Ирил задумался. Задача оказалась непосильной. Мысли ворочались в голове, как огромные валуны, чернота начала двигаться из стороны в сторону. Мох? Разговаривает? Это что ж такое?

Непонятное пятно услышало его мысли.

— Сам ты мох. Не мох, а мох, понятно?

— Не-е-а, — Реальность, если это можно так назвать, с трудом поддавалась осмыслению.

— Живу я тут.
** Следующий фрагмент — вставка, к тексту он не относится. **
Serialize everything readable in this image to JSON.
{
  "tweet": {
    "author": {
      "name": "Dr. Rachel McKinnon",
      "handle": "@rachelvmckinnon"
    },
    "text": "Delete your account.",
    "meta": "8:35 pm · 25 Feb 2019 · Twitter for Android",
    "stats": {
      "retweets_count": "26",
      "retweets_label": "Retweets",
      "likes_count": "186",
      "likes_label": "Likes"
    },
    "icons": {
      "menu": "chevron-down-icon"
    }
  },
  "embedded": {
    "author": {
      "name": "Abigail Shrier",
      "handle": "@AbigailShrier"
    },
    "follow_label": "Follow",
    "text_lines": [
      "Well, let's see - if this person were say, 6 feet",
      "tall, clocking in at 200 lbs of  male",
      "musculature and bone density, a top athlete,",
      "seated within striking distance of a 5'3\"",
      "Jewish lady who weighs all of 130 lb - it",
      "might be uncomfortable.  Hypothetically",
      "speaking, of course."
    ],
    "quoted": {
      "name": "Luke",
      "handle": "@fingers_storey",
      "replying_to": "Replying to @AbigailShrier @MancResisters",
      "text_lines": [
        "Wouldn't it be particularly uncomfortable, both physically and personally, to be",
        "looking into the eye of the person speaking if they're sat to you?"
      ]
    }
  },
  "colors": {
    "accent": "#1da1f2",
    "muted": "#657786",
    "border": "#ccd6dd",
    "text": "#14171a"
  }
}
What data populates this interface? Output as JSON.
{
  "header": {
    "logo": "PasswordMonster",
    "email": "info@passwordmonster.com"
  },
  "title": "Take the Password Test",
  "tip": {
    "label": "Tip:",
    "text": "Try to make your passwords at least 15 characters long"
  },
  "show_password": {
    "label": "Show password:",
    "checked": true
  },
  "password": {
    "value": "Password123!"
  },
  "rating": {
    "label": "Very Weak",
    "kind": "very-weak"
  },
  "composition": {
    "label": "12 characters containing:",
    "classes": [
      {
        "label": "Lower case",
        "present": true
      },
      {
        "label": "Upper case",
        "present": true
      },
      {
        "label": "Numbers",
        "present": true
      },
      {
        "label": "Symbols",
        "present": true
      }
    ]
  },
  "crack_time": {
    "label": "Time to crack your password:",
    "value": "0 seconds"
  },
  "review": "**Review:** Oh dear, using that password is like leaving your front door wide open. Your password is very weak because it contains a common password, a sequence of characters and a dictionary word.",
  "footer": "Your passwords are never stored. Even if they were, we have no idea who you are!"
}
Понятнее не стало.

— Ирии-и-ил! — Далекий девичий голос опять прорезал черную вату.

— Скажи ей, чтобы замолчала, — потребовал кусок черноты.

— Са-а-м ска-а-ажи-и.

— Я не могу, я раньше.

— Что-о ра-аньше?

— Раньше, чем она, — пояснил голос.

Ланья почувствовал, что удушающая чернота — это еще не предел. Оказывается, отсутствие осмысления черноты, это еще хуже. Разговаривающий мох, который не может говорить с девичьим голосом, потому что он раньше. Бррр. Если бы Ирил мог, он бы замотал головой. Но сейчас получилось только тихо застонать.

— Э-эй, не уплывай. — Ланья вдруг почувствовал тычок в бок. Пятно приобрело смутные очертания небольшого зверька. — Ой, ты жжешься. А-а, вот почему ты тут. И как это ты смог такое натворить?
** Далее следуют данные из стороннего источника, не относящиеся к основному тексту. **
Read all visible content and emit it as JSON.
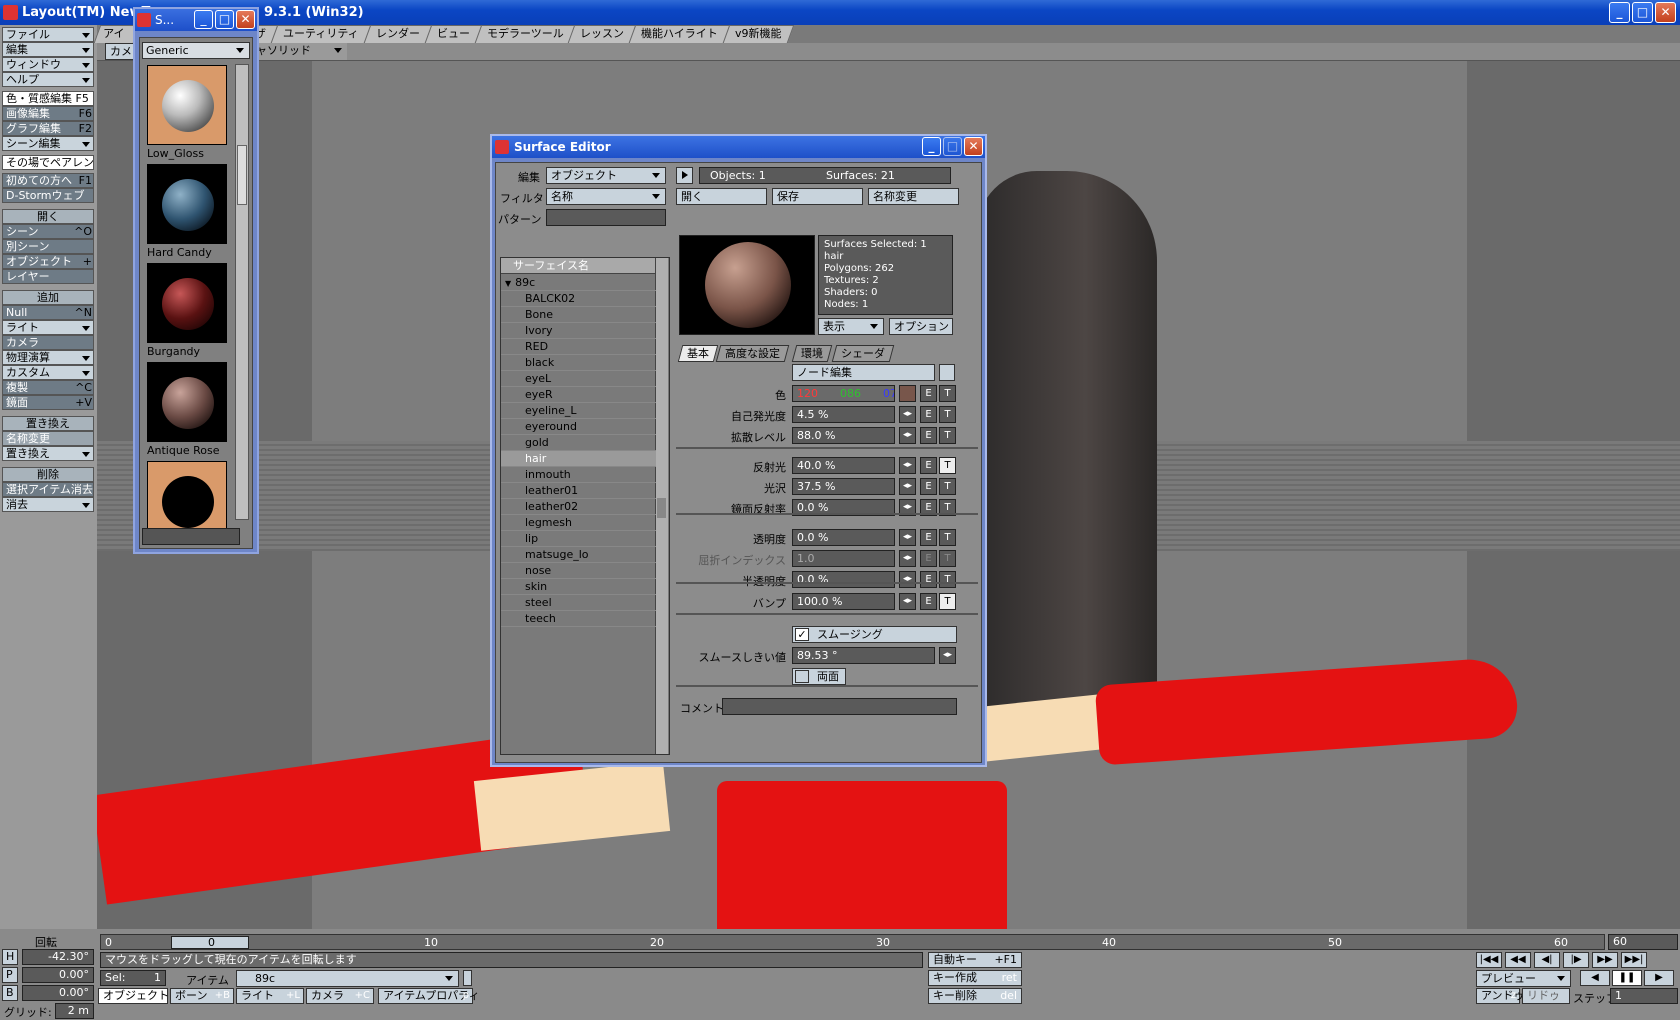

Все, голова остановилась. Черная вата вокруг стала вдруг спасительной. Уставившись в темноту, Ирил отключил все, что мог, и замер, умиротворенный и довольный. Больше ему ничего не надо. И даже далекий девичий голос стал отдаляться и стихать. Но отдохнуть ему не дали.

— Эге-гей, ты только не засыпай, — настырный голос выдернул его из блаженного состояния. — Тебе нельзя здесь спать. Давай, расшевеливайся. Смотри, там к тебе еще кто-то рвется.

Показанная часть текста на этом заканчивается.